Shenzhen Neocura Biotechnology Co. Ltd., Shenzhen, 518055, China.
School of Computer Science and Technology, Heilongjiang University, Harbin, 150080, China.
BMC Bioinformatics. 2021 Jan 6;22(1):7. doi: 10.1186/s12859-020-03946-z.
Accurate prediction of binding between class I human leukocyte antigen (HLA) and neoepitope is critical for target identification within personalized T-cell based immunotherapy. Many recent prediction tools developed upon the deep learning algorithms and mass spectrometry data have indeed showed improvement on the average predicting power for class I HLA-peptide interaction. However, their prediction performances show great variability over individual HLA alleles and peptides with different lengths, which is particularly the case for HLA-C alleles due to the limited amount of experimental data.

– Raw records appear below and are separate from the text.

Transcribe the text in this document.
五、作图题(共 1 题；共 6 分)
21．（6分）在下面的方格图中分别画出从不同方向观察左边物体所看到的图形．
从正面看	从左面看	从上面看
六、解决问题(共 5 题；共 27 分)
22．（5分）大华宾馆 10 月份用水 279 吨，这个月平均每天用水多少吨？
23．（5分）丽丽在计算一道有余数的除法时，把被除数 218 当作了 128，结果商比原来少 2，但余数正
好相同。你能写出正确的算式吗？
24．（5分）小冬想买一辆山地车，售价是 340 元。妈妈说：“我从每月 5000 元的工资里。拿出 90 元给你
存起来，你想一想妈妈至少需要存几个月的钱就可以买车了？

To meet the increasing demand for attaining the most accurate HLA-peptide binding prediction for individual patient in the real-world clinical studies, more advanced deep learning framework with higher prediction accuracy for HLA-C alleles and longer peptides is highly desirable.
We present a pan-allele HLA-peptide binding prediction framework-MATHLA which integrates bi-directional long short-term memory network and multiple head attention mechanism. This model achieves better prediction accuracy in both fivefold cross-validation test and independent test dataset. In addition, this model is superior over existing tools regarding to the prediction accuracy for longer ligand ranging from 11 to 15 amino acids. Moreover, our model also shows a significant improvement for HLA-C-peptide-binding prediction. By investigating multiple-head attention weight scores, we depicted possible interaction patterns between three HLA I supergroups and their cognate peptides.
Our method demonstrates the necessity of further development of deep learning algorithm in improving and interpreting HLA-peptide binding prediction in parallel to increasing the amount of high-quality HLA ligandome data.
准确预测 I 类人类白细胞抗原(HLA)与新表位之间的结合对于个性化 T 细胞免疫治疗中的靶标识别至关重要。许多最近基于深度学习算法和质谱数据开发的预测工具确实提高了 I 类 HLA-肽相互作用的平均预测能力。然而,它们的预测性能在个体 HLA 等位基因和不同长度的肽之间表现出很大的可变性,对于 HLA-C 等位基因尤其如此,因为实验数据有限。为了满足在真实世界临床研究中为个体患者获得最准确 HLA-肽结合预测的需求,需要更先进的深度学习框架,以提高 HLA-C 等位基因和更长肽的预测准确性。
我们提出了一个泛等位基因 HLA-肽结合预测框架-MATHLA,该框架集成了双向长短期记忆网络和多头注意力机制。该模型在五重交叉验证测试和独立测试数据集上都实现了更好的预测准确性。此外,与现有的工具相比,该模型在预测长度为 11 到 15 个氨基酸的更长配体方面具有更高的准确性。此外,我们的模型在 HLA-C-肽结合预测方面也有显著的改进。通过研究多头注意力权重分数,我们描绘了三个 HLA I 超组与其同源肽之间可能的相互作用模式。
我们的方法证明了在增加高质量 HLA 配体组数据的同时,进一步开发深度学习算法对于改进和解释 HLA-肽结合预测的必要性。